Chief Strategy Officer,

Humans are resilient. We adapt in the face of great uncertainty — even economic uncertainty.

That’s especially true for technology leaders. A recent EY survey shows this group remains bullish in their economic outlook, despite a looming recession, with half saying they plan to activate their growth plans within the next two years or sooner. The resiliency trait is strong (as is optimism).

Perhaps that’s because they have a plan. Many technology leaders say they will weather the coming months with digital transformations. Here are three predictions on how they will push through their digital transformation efforts this year, despite market volatility.

No. 1: Macroeconomic Headwinds Demand Introspection on Digital Transformation ROIs

This year’s macroeconomic headwinds—inflationary pressures, tightening markets, and supply chain issues—are a cause for concern, and this market demands introspection.

By actively listening to teams and asking the right questions, leaders will invest in resources to ensure their digital transformation efforts will be successful or turn their struggling transformations into successful digital outcomes. Some ways to start the conversation:

  • “How will a digital transformation fundamentally change how our business creates value?”
  • “Do we have the right foundation— team structure, budgets, resources, reporting metrics, etc. — to execute a digital transformation initiative successfully?”
  • “What OKRs (objectives and key results) measuring outcomes/impact, not outputs/activities, can we set to understand whether our digital transformation efforts are achieving intended business results?”
  • “Do we have the processes/systems in place to measure the effectiveness and delivery risks from the often cross-functional teams, tools, and data?”

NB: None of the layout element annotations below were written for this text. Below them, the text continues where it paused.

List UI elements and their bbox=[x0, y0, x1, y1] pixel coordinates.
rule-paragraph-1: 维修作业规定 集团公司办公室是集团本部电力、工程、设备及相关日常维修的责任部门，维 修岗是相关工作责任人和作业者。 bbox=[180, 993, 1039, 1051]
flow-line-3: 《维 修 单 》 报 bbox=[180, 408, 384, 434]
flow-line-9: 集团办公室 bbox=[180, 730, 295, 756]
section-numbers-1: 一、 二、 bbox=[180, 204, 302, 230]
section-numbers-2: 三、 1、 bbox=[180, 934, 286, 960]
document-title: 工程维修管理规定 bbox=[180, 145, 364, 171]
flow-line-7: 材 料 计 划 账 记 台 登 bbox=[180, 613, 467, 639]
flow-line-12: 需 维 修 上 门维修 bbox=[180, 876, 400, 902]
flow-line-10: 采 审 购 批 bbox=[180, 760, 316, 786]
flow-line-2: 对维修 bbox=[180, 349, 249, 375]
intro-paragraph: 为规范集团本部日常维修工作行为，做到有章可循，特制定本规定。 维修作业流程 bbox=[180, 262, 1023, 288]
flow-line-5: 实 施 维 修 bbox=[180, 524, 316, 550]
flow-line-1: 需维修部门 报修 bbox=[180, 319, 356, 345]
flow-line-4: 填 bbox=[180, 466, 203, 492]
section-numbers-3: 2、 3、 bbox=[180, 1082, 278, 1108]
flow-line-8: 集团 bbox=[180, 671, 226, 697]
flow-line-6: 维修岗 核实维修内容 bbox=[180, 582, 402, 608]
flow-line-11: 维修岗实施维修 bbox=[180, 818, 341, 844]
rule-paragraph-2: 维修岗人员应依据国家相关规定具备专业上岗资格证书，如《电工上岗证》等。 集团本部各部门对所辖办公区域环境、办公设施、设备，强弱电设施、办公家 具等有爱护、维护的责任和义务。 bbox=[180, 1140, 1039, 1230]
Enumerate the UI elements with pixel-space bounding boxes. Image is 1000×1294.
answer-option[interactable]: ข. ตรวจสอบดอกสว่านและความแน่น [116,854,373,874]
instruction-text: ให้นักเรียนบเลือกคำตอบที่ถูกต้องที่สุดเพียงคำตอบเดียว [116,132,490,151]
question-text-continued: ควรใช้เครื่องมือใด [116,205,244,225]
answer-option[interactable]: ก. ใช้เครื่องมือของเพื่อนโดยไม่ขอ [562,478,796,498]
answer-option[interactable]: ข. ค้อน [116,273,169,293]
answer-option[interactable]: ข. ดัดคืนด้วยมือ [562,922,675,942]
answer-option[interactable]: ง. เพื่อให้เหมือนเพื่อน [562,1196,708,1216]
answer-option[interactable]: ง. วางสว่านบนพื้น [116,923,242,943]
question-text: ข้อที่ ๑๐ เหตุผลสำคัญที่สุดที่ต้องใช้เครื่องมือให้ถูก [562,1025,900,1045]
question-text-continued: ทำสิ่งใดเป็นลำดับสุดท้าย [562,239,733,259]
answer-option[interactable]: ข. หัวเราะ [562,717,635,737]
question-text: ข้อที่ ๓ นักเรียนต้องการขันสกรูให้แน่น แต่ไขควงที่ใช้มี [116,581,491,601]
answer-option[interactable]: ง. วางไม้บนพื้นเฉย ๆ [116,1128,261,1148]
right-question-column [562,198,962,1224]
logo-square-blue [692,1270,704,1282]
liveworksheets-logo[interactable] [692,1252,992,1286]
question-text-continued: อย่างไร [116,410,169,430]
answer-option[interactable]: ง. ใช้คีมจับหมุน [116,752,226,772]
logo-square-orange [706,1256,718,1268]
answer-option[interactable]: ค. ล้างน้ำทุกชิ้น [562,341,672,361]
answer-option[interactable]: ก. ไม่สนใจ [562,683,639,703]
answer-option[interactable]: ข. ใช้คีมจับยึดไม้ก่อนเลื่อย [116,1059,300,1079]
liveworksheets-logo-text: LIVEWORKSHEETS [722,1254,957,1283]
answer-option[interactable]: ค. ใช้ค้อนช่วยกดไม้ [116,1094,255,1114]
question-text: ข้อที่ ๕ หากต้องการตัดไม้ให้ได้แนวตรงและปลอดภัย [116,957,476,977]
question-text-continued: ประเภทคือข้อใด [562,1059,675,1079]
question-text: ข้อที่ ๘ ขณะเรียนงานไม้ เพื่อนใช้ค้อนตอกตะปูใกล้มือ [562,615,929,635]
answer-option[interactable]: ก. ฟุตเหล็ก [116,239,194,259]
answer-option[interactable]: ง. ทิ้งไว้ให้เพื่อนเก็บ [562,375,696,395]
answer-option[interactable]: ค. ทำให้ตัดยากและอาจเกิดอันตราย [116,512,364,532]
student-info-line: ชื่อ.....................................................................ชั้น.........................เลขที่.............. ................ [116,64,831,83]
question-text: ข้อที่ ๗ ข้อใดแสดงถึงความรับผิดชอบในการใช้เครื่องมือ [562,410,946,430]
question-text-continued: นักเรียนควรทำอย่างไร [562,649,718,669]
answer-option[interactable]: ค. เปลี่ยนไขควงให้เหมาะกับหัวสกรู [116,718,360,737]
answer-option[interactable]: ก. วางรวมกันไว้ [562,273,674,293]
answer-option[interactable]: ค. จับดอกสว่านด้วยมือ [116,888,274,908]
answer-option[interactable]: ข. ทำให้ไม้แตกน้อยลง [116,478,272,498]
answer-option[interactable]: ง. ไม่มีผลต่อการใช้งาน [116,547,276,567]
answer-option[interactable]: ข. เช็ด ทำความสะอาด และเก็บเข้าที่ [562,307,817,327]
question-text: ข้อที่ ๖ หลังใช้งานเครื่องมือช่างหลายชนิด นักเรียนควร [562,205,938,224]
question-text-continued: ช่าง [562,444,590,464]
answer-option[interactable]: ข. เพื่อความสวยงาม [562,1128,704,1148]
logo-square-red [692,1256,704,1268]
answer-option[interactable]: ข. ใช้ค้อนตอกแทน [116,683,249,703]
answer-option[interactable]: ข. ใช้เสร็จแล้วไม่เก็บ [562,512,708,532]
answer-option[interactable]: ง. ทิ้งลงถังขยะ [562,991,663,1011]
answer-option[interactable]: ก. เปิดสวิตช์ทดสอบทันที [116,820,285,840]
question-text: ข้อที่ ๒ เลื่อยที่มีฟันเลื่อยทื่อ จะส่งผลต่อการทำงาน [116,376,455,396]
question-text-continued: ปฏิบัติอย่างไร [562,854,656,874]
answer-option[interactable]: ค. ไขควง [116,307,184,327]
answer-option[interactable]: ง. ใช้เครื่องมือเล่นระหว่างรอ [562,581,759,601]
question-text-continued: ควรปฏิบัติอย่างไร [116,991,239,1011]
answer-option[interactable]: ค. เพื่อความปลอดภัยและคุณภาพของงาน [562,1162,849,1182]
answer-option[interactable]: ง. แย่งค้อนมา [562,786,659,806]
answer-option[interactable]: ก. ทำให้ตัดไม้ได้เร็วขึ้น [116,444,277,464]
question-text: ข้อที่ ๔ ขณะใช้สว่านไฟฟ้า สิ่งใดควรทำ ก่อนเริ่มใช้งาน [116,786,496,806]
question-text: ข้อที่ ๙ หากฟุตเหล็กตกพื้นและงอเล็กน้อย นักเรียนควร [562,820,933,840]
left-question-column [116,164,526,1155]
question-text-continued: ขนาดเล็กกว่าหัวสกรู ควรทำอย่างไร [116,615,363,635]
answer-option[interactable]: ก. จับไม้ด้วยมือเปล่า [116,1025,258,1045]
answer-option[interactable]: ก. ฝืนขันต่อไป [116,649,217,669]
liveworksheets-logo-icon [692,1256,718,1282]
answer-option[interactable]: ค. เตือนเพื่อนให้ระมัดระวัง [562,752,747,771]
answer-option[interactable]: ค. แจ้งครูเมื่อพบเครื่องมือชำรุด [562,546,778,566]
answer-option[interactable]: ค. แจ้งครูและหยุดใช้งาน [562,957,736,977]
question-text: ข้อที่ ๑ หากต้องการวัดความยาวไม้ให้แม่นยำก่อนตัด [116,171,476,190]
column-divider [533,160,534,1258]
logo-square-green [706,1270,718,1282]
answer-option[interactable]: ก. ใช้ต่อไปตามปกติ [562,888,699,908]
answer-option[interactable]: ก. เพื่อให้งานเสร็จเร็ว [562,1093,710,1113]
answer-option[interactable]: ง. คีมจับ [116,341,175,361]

For digital transformation efforts to succeed, leadership must build the framework and foundation to succeed in the days to come.

No. 2: Companies Need to Embrace “Digital-Native” Thinking and the Flow Framework

Companies of all types – from automotive to financial services to life sciences – must start thinking and acting more like digital-native companies.

Examples of this mindset are automakers who are shifting to completely transform their vehicles from fossil-fuel powered to electric – which are powered less by mechanics and more by software. To ensure that digital initiatives are not conducted in vain, all organizations should consider the OKR framework for this journey, as it helps every team within the organization understand how its work impacts the company’s strategic goals.

Beyond planning and OKRs, understanding the flow of software development is critical. That means developing a core set of metrics that track the flow of business value in software delivery and providing a mechanism that correlates the investment of flow for each product’s value stream with the business results for that value stream.

Visualizing the flow of value, or The Flow Framework created by Dr. Mik Kersten, in a software development process may not be as easy as watching value flow on a manufacturing floor – but it’s not impossible. Thanks to the vast number of data and visualization tools at our disposal, software products and their value streams can be as visible as production lines.

No. 3: Optimal Digital Transformation Requires Digital Agility

While companies invest lots of energy into digital transformation, their success will largely depend upon whether they are agile.

This year, the word “agility” will hold more importance than ever. In fact, more organizations will embrace agility as the most critical element for their successful transformation.

Part of achieving their goals means truly understanding agility. Digital agility is more than just agile software development practices; it is more than just agile mindsets and ceremonies that can often lead to “agile theater.” Companies that have not grown up in technology must recognize the importance of and dependence on technology and embrace the constructs of agility and agile ways of working.

Simply “implementing agile” is different from operating in an agile way: true digital agility revolves around going from projects to products, persistent teams, and feedback loops that rely on data. These differences may seem subtle, but they are essential.

Different Mindsets Are the Key to Success

All three 2023 predictions are a mindset shift from what has come before and precisely what organizations need to implement in the next year to survive and thrive — even in the most uncertain times. And that’s where human resilience shines.